Paralympic Games
24 August - 5 September 2021

Sport Week: Ones to Watch for Para canoe 

Returning Paralympic champions will face new talents at the sport’s second Paralympic appearance   01 Jun 2021 By IPC

Para canoe returns for the second time at the Paralympic Games with new events and new faces ready to challenge returning Paralympic champions. Tokyo 2020 will feature va’a boats for the first time in men and women’s VL2 and men’s VL3 categories. Here are just a few athletes paddling for the Paralympic podium: 

Curtis McGrath (AUS)  

Having lost both his legs to an improvised explosive device (IED) while serving in the Australian army in Afghanistan in 2004, McGrath told his fellow soldiers he would be at the Paralympics one day. Fast forward to Rio 2016 and not only did he compete, he won gold in the men’s KL2. He has also been undefeated at the event at the World Championship stage since 2016 with four titles. And with Tokyo in his sights, he will be looking to defend his KL2 title and win gold in the newly added VL3, which he has proven himself by winning with five world titles.

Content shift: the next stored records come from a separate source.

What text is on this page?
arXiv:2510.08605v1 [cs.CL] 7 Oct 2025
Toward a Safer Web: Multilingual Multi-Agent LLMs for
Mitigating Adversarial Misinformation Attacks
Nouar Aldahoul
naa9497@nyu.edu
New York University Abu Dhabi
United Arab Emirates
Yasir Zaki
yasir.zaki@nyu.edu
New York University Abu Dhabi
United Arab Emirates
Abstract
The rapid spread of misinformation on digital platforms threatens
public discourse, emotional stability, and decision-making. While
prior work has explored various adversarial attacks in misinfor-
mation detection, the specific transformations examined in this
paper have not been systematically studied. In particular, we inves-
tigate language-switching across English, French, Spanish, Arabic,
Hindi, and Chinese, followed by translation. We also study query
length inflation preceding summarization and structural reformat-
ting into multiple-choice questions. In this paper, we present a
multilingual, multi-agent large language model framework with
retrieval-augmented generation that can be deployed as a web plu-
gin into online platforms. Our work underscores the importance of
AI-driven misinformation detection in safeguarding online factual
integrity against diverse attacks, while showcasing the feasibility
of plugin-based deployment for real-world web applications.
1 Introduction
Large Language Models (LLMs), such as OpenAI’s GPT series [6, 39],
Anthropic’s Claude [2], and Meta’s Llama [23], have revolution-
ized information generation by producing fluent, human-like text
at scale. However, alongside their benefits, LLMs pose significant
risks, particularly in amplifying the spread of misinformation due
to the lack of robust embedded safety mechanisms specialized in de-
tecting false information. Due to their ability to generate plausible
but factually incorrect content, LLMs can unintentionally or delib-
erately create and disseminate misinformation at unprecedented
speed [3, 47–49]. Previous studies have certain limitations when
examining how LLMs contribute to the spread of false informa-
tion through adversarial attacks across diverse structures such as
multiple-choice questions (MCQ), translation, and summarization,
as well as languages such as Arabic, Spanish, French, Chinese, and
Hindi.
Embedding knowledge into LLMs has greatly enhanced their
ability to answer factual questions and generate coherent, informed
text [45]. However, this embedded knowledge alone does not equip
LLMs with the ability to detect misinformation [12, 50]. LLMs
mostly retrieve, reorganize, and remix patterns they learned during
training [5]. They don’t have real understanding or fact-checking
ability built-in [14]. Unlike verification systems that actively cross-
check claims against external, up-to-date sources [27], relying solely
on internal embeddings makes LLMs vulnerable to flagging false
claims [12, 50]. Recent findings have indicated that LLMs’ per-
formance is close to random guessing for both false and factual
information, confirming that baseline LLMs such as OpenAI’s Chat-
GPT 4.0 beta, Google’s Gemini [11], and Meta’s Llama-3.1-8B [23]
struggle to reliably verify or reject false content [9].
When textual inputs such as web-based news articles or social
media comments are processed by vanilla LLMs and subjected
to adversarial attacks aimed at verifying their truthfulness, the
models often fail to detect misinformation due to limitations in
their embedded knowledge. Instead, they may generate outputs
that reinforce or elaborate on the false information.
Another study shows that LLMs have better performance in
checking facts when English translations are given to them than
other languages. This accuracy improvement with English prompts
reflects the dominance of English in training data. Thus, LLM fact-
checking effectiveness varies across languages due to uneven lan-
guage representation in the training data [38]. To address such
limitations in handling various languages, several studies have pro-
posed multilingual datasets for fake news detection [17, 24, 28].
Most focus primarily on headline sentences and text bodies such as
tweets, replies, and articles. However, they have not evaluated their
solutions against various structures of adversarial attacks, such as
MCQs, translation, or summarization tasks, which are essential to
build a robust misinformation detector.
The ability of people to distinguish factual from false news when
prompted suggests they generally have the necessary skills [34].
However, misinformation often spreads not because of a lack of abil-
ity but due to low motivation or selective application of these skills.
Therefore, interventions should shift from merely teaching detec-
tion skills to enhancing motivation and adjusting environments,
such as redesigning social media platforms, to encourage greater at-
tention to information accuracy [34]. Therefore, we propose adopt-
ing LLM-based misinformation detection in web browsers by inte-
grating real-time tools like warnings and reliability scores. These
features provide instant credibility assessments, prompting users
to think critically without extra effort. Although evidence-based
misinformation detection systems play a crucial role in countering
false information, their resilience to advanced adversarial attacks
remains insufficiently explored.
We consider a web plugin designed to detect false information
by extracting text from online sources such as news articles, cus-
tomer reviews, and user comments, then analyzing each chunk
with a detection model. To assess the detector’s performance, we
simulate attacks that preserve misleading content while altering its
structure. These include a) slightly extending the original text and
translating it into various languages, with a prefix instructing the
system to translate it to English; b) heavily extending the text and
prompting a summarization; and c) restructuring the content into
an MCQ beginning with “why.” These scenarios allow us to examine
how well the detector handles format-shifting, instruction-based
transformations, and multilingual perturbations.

Shakhnoza Mirzaeva (UZB)  

The young newcomer burst into the scenes when she won silver at the 2017 World Championships in the women’s KL3 behind Australian Paralympic champion Amanda Reynolds. Proving her medal was no fluke, she showcased her strength with World Cup victories in 2018 and 2019, and upgraded her silver to gold at the 2019 Worlds. But her biggest rival, Laura Sugar of Great Britain, has been tailing the 22-year-old closely in all events. Expect a tight battle for the Paralympic podium in Tokyo.  

©Bence Veksasy/ICF


Serhii Yemelianov (UKR)  

Yemelianov was the surprise KL3 winner at the Rio 2016 Paralympics and has since been unbeatable in all his races. A three-time world champion, the Ukrainian completely obliterated the field at his first major competition since COVID-19 hit at the 2021 World Cup in Szeged, Hungary. But his real test will be in Tokyo.  



Emma Wiggs (GBR)  

Tokyo 2020 will be Wiggs’ third Paralympic Games. She competed in sitting volleyball at London 2012, before switching to Para canoe at Rio 2016 to take gold in the women’s KL2. Wiggs had been unmatched on the kayak until 2018 when compatriot Charlotte Henshaw served spoils at the World Championships. But Wiggs has diverted her attention to the va’a boats, where she is a three-time world champion and has the strongest chance of winning Paralympic gold.  



Maryna Mazhula (UKR)  

Mazhula entered the international stage after Rio 2016 but only began making noise two years after when she became the new KL1 world champion. She has progressed quickly, paddling faster on the water with her Paralympic debut in sight. The two-time world champion is part of a strong Ukrainian club that has shown its strength on the kayak, and nothing seems to be stopping Mazhula on her course to the top of the Paralympic podium.  



Peter Pal Kiss (HUN) 

Aged just 16, the Hungarian surprised Italian world champion Esteban Farias to win the men’s KL1 gold in front of a home crowd at the Szegad 2019 World Championships. Now 18, Kiss is the newest and most anticipated talent in the sport heading into Tokyo, where he will be the golden favourite. But Kiss has only competed in three ICF events in his career and will have to handle the new pressure awaiting him in Tokyo.  



Charlotte Henshaw (GBR) 

Henshaw has created quite a rivalry with fellow Brit Emma Wiggs in the women’s KL2. Henshaw transferred from Para swimming after Rio 2016 only to find quick success, winning gold at the past two World Championships. Already in her fifth season in the sport, Henshaw still needs to keep her momentum to fend off the experienced Wiggs, who refuses to be written off on gold in Tokyo. 



Luis Cardoso da Silva (BRA) 

After the disappointment of missing out on the medals in the men’s KL1 at his home Paralympic Games at Rio 2016, Cardoso da Silva will hope to bounce back in the newly added VL2 event. He won his fourth gold on the va’a at the 2019 World Championships and will hope to take advantage of the opportunity to compete in the discipline for the first time at a Paralympics.